Mustard can be seeded by broadcasting. The UMN Extension site suggested a planting date between July 25 and September 15 for mustard at a rate between 4 and 8 lbs per acre. The fast-growing nature of mustard means it can  potentially become a weed, although it generally winterkills in Minnesota.

Benefits

There hasn’t been a significant amount of Minnesota-specific research to provide field data for mustard implementation. However, benefits listed below are commonly seen.

Nutrient loss reduction

Nitrogen uptake by mustard varies with the biomass accumulation and the amount of N available in the soil profile (SARE). Mustard seeded in August produced 4,000-6,000 lb/ac of biomass and took up 85-105 lb/ac of N before winterkill (Gieske et al. 2015).

Pest management and weed control

Brassica species release chemical compounds that may be toxic to soil borne pathogens and pests like nematodes, fungi and some weeds (SARE). Mustard usually has higher concentrations of these chemicals.The fast growth of mustard can help with suppressing weeds. Incorporation of mustard will help the chemical compounds to be effective. For fall planted mustard, freezing and thawing may effectively macerate and release the chemical compound.

Erosion control

Ground cover by mustard will help reduce soil erosion. The shallow and extensive root system also is beneficial to reducing loss of topsoil.

Future research needs

SARE indicated that not enough research information was available regarding variables affecting the release and toxicity of the chemicals responsible for pest management. Because mustard is often mixed with other brassica species, more information on how the seed mix will perform in Minnesota’s specific climate conditions will be helpful.

References

Brassicas and Mustards. Sustainable Agriculture Research & Education. Managing Cover Crops Profitably, 3rd Edition. Date of access: August 2019.

Cover crop options. University of Minnesota Extension. Date of access: August 2019.

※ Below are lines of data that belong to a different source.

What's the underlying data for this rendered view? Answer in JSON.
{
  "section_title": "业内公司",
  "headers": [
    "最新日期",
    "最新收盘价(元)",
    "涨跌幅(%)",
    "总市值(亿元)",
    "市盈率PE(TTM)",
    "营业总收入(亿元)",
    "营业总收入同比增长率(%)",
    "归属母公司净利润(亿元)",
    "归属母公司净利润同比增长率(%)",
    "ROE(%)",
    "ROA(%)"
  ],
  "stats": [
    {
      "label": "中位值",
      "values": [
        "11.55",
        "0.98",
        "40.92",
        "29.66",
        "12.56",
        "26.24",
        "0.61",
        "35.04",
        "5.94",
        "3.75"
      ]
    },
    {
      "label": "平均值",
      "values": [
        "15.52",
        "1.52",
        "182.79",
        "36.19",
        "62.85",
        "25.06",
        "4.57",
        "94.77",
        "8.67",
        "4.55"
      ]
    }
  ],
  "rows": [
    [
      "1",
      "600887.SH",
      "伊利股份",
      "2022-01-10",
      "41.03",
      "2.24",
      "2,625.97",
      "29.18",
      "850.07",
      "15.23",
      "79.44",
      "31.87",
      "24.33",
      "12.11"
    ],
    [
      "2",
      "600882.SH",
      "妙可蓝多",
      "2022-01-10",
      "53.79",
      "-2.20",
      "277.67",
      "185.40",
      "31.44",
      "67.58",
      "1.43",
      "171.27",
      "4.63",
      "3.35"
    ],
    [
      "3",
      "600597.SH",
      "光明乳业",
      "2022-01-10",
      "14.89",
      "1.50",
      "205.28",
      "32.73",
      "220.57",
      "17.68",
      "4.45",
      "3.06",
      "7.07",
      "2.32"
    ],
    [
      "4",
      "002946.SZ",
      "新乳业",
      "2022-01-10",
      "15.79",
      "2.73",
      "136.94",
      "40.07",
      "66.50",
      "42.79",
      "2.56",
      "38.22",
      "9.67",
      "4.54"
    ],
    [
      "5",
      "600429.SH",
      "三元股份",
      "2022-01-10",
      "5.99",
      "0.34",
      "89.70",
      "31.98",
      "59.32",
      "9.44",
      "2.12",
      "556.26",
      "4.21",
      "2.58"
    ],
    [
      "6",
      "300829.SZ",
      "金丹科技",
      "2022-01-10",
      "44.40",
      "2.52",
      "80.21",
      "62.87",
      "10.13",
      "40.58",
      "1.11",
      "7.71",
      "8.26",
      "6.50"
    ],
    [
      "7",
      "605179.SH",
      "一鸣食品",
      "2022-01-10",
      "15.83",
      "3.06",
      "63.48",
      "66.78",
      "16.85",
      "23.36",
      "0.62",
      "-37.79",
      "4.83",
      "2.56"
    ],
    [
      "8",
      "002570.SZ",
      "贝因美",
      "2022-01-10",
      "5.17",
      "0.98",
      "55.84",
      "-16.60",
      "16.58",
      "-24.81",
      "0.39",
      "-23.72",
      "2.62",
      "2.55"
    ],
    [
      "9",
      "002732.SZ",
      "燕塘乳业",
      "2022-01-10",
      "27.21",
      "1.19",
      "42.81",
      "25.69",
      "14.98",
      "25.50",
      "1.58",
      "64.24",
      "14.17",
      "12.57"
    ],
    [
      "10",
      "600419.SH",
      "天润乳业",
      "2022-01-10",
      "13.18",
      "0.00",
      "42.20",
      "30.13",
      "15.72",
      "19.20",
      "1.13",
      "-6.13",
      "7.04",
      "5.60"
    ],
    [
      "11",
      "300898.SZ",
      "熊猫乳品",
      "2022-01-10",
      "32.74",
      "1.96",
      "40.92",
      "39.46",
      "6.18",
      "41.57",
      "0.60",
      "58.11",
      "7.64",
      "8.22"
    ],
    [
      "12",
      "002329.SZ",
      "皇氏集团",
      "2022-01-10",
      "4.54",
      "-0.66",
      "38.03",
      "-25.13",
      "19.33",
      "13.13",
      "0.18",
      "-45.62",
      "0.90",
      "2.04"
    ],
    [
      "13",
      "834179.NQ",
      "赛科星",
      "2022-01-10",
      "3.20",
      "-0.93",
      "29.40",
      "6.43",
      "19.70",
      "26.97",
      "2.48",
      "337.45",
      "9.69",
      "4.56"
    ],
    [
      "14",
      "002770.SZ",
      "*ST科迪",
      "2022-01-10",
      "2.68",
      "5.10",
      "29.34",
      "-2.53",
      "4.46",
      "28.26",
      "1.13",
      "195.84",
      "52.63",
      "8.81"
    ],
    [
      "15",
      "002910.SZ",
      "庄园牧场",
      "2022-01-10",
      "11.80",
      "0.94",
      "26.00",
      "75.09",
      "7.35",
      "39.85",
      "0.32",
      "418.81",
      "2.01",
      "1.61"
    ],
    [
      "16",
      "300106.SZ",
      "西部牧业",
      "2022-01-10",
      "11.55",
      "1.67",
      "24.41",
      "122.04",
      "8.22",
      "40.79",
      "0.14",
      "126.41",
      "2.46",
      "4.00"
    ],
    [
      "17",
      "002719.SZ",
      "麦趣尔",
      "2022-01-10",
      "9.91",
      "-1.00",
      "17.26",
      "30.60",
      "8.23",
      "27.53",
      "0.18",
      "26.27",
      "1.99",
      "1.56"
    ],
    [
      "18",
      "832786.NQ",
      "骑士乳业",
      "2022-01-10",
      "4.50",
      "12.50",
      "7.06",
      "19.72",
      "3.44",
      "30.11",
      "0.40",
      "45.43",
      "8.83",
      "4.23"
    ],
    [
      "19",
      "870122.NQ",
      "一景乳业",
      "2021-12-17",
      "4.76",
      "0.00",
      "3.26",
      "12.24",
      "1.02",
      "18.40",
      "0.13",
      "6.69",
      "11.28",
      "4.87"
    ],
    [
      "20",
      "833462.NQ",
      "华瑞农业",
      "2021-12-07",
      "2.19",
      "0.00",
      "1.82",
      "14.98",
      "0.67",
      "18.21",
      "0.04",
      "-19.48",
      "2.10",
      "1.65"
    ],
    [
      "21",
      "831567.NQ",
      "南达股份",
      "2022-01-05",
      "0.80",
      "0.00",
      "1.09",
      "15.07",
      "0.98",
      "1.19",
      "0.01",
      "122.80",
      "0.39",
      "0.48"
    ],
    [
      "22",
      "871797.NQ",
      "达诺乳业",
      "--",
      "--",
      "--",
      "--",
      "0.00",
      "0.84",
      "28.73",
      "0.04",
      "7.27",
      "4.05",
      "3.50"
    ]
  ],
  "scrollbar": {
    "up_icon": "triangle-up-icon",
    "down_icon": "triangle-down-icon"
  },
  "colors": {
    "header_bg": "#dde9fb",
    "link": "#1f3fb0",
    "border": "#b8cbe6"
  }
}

Gieske, M.F., Ackroyd, V.J., Baas, D.G., Mutch, D.R., Wyse, D.L., Durgan, B.R. 2016. Brassica cover crop effects on nitrogen availability and oat and corn yield. Agron. J. 108, 151-161.

Oats (Avena sativa)

Oats (Avena sativa)

Green seed heads on grass-like plants.

Description

Oats are commonly used as a cover crop in Minnesota. Oats are a low-cost fall cover that winterkills in colder climates, providing a fairly low-risk introductory approach to cover-cropping (SARE, Midwest Cover Crops Council). When used in a seed mix, oats can help improve the productivity of legumes. Oats are good for suppressing weeds, taking up excess nutrients, and reducing erosion.

Management

Cool, moist conditions and well-drained soils are well suited for the growth of oats. The UMN Extension site recommends a planting date between July 10 and September 1 at a rate between 30 and 50 pounds per acre. Broadcasting, including overseeding into a senescing cash crop, with light incorporation will be the best if not seeded into heavy residue. Oats can also be planted by drilling or aerial seeding.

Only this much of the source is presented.